I had never seen anything like that in my life.
I would walk past those kids every day, and would notice this one little girl in particular, Hima.
What do you remember about her?
That she had this orange, raggedy dress. And when she would see me, she would smile and say, “Namaste, didi,” which means ‘hello, sister!’
One day, I saw her picking through this pile of garbage, and I had this moment where I thought, “I need to help her.”
I had been traveling for a while, and was feeling overwhelmed by the massive disaster of what was going on in Nepal especially. And it was depressing. I didn’t know what I could do about it, but then I thought: what if I just helped Hima?
It all started with her.
Where is she now?
She’s in school. She’s in the seventh grade now, which I can’t believe. She’s doing really well.
How did you go from taking that initial step, towards Hima, to having this, now, large non-profit?
It didn’t start as this huge vision. It started with a little girl. I kept thinking incrementally: what’s the next step? And now, what’s the next step?
And the next step at a certain point became a home, because a lot of the children needed a place to stay. They weren’t safe. They had lost parents and were orphaned.
I knew I couldn’t think about school, before I helped meet their basic needs. School is a luxury. They need a home and love. They need a family.
I’d seen a lot of orphanages and I hated them. I hated the model, I hated the word orphanage and I was like, “Well, I think I can do this better!’
So then I thought: what would it take to create a children’s home? And how would I want to be raised, if this was me? How can I do it differently?
It started with five, six children in the home, and then it got bigger and bigger and bigger and suddenly I was putting these kids into school.

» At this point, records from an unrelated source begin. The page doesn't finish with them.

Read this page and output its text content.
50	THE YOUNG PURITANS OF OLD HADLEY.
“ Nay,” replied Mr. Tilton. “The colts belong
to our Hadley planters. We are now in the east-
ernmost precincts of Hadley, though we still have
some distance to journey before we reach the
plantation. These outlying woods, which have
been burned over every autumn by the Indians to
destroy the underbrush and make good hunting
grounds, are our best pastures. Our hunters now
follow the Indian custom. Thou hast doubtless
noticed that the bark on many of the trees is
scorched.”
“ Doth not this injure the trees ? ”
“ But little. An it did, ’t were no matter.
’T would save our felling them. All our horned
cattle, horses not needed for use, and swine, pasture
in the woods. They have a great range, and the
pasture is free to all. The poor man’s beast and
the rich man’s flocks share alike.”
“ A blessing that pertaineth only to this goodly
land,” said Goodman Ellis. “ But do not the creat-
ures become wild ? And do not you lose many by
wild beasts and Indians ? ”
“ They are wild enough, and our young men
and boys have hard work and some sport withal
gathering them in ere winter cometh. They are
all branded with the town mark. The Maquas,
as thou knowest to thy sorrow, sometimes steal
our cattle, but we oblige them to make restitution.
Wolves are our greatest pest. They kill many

What was that experience like?
There was corporeal punishment in the schools, and I was trying to change it. I was trying to change the education system. I realized I needed to do it myself. We needed to start a school, and set the bar.
At that point we had so many children: street children, orphans, and beggar children, that it just made sense to have them all under one roof. That’s how Kopila Valley School started.
I can’t believe you were doing this at age 18, 19, 20.
I was growing up with them. If you think about it, I’m 28 now, and maybe it’s strange.
In what sense?
In that I spent my youth there. Nepal was my reality. And it’s hard when that is your reality, to navigate the rest of the world. You do get a sort of ‘culture shock’ coming back here, to the U.S., and comparing your life to your friends’.
How did you convince your parents?
It was a hard conversation. Initially, my plan was to do go back, and go to college.
There was never one big decision that I made that said: “OK I’m going to live there, and change my life completely, and sell all my things.”
It wasn’t like that. It happened in baby steps.
I didn’t know I was going to fall in love with the kids, and that we would have this bond that we do.
What motivates you?
I want to set the standard for the way the world’s children are being cared for and educated. I want us to all prioritize our children. I don’t draw lines between cultures, or countries, or communities.
We’re a huge team now. There are 70 of us on the ground. We’re a women’s center, and a community center. There’s a nutrition program, and a health clinic.
I just want to create more goodness in the world. I don’t know how else to live.
It takes tremendous courage and commitment to do what you’re doing, Maggie. What about those of us who won’t be going out into the world? Is it possible to make a difference living an ordinary, American life?
Children everywhere need guidance and love and authenticity!
I mean, it’s not about putting on a backpack and going somewhere. It’s about living with kindness. We need more compassion, and we need it everywhere. What matters is how you live. It’s about making the most loving, conscious choices you can every day.